Вятша приподнялся, оперся на локоть:
- А давай убежим!
- Убежим? - Карие глаза девушки испуганно округлились. - Что ты! Мир-то кругом незнаемый, страшный. Лучше уж тут… Да и Онфиску жалко. Пропадет здесь одна.
- Мир страшный? - громко воскликнул Вятша. - А здесь тебе не страшно? Что ты видела-то, кроме этой усадьбы да работы с утра до поздней ночи? Даже в Киеве никогда не была. А тут… Тетка Любомира, змея, все кричит, все недовольна, рука у нее тяжелая, сама знаешь. Да и мужик ее, Мечислав, на медведя больше похож, не на человека. Я заметил, как он на тебя да на Онфиску смотрит. Хорошо хоть, приходит нечасто…
Лобзя вдруг вскрикнула:
- Ой, я чего пришла-то! За тобой тетка Любомира послала, в Киев пойдешь, к Мечиславу.

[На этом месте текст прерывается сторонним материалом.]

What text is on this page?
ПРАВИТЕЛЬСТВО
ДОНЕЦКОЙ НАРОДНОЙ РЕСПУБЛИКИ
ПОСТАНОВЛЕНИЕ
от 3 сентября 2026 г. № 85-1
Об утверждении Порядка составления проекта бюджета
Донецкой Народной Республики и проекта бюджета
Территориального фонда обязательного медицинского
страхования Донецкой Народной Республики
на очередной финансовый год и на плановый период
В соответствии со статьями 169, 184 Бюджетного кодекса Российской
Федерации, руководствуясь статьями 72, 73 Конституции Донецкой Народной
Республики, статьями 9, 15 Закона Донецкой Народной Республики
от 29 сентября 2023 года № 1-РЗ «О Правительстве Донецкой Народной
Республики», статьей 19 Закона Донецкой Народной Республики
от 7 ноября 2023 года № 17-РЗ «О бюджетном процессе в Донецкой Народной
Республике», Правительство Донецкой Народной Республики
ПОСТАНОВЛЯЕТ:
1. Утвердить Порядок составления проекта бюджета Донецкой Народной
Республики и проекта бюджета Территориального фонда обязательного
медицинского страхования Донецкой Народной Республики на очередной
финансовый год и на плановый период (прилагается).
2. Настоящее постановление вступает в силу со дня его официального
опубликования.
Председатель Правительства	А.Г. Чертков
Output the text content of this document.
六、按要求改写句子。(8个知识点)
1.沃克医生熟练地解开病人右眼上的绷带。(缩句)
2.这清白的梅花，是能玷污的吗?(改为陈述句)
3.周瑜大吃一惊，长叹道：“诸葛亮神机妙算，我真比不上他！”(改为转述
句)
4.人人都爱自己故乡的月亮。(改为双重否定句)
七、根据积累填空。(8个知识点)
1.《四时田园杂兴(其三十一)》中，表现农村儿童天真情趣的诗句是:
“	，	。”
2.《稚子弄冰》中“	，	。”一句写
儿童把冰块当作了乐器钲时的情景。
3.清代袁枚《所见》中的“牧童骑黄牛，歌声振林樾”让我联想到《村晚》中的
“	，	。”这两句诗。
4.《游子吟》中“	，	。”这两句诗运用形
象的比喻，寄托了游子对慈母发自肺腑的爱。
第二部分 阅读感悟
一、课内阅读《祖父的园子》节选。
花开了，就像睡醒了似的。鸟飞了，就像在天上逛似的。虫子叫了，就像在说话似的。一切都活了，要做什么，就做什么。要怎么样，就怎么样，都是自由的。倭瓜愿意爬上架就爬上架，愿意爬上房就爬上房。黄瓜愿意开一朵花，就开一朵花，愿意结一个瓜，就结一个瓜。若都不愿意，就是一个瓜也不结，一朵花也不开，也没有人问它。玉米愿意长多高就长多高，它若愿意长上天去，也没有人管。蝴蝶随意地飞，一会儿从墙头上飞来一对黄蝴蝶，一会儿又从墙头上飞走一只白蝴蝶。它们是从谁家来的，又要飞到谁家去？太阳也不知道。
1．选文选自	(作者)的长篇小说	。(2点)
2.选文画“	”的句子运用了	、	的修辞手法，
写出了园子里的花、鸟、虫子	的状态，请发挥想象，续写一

- В Киев? - Вятша не знал, радоваться ему или печалиться. С одной стороны - Киев! - с другой - Мечислав, корчмарь гнусный…
- В Киев? - переспросил парень, вспоминая, когда же он там последний раз был. Осенью, когда возили на продажу забитую скотину? Да, похоже, что так. Киев… Светел град, многолюден, весел - давно б сбежал, да Лобзю жалко. Не думал - не гадал, а вот присох сердцем. Как теперь без нее-то? А интересно, как в Киеве названый братец Порубор поживает? Вот и навестить… Вятша улыбнулся. Лобзя потерлась об его грудь плечом:
- Хорошо в Киеве?
- Славно! Но, конечно, никто там нас не ждет. - Юноша помрачнел. - Можно, конечно, попробовать в дружину наняться, к Хаскульду-князю, воевать я умею… Ждать будешь?

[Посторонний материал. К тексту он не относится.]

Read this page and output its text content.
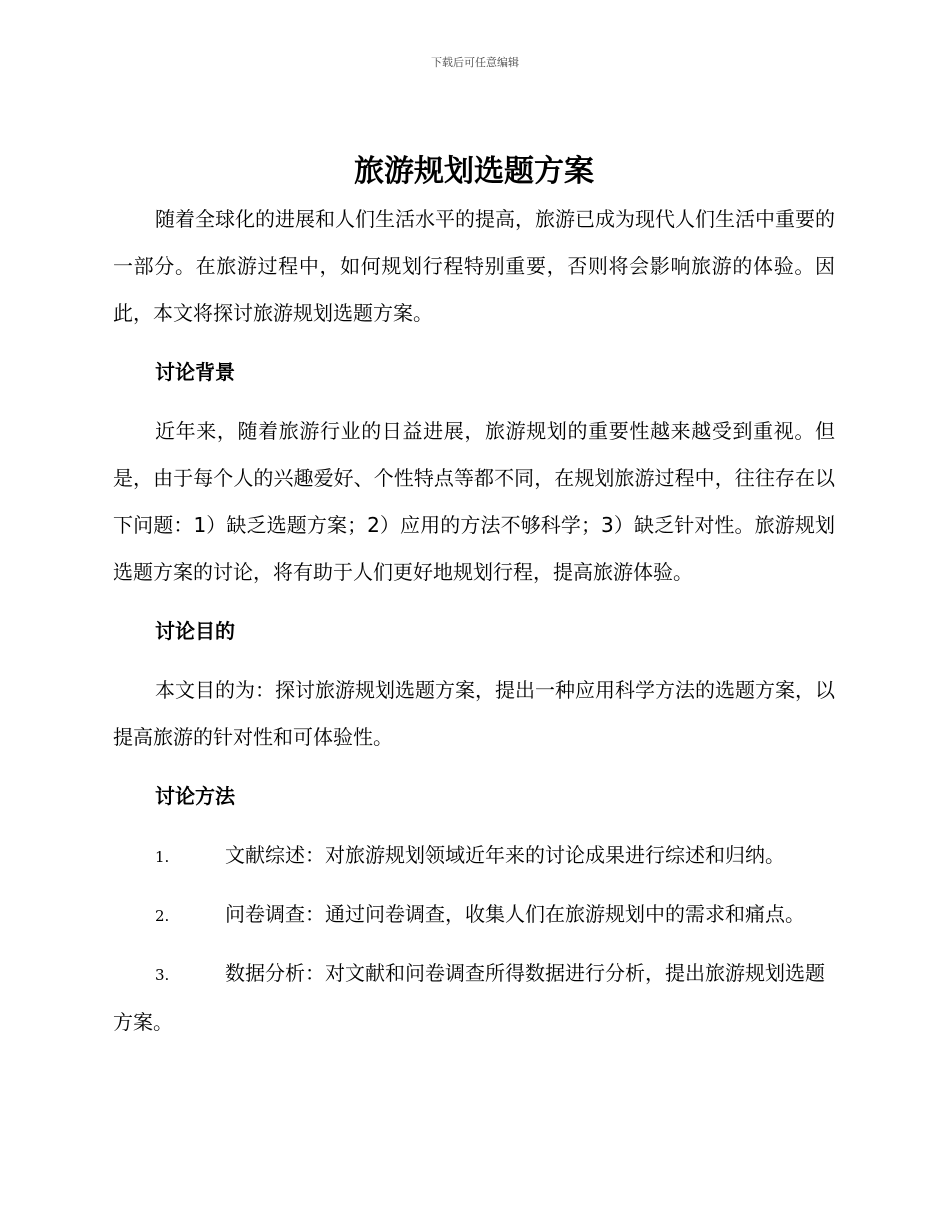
下载后可任意编辑
旅游规划选题方案

随着全球化的进展和人们生活水平的提高，旅游已成为现代人们生活中重要的一部分。在旅游过程中，如何规划行程特别重要，否则将会影响旅游的体验。因此，本文将探讨旅游规划选题方案。

讨论背景

近年来，随着旅游行业的日益进展，旅游规划的重要性越来越受到重视。但是，由于每个人的兴趣爱好、个性特点等都不同，在规划旅游过程中，往往存在以下问题：1）缺乏选题方案；2）应用的方法不够科学；3）缺乏针对性。旅游规划选题方案的讨论，将有助于人们更好地规划行程，提高旅游体验。

讨论目的

本文目的为：探讨旅游规划选题方案，提出一种应用科学方法的选题方案，以提高旅游的针对性和可体验性。

讨论方法
1.	文献综述：对旅游规划领域近年来的讨论成果进行综述和归纳。
2.	问卷调查：通过问卷调查，收集人们在旅游规划中的需求和痛点。
3.	数据分析：对文献和问卷调查所得数据进行分析，提出旅游规划选题方案。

- Не пущу! - твердо отозвалась Лобзя. Потом прижалась крепко: - Что ж ты лежишь? Ну же…
- Двое какие-то пришли засветло, - по пути поясняла девушка. - Ты уже за глиной уехал. Один длинноносый, рыжий, другой маленький, слуга наверное. Мечислава спрашивали… Тетка их сразу в избу впустила, да на нас шикнула. Онфиске велела затворять тесто, а меня за тобой послала, да все выспрашивала, хорошо ль ты Киев-град знаешь.
- Чего ж она тебя-то выспрашивала, не Онфиску? - осторожно ведя под уздцы запряженную в телегу лошадь, поинтересовался Вятша.
Лобзя покраснела:
- А то ты не знаешь?
- Знаю, люба…
- Чего ж тогда спрашиваешь?
- Так… - Вятша, прищурившись, посмотрел на девушку. Та еще больше зарделась:
- Пошто уставился-то?
Не говоря больше ни слова, Вятша крепко обнял ее и поцеловал в губы.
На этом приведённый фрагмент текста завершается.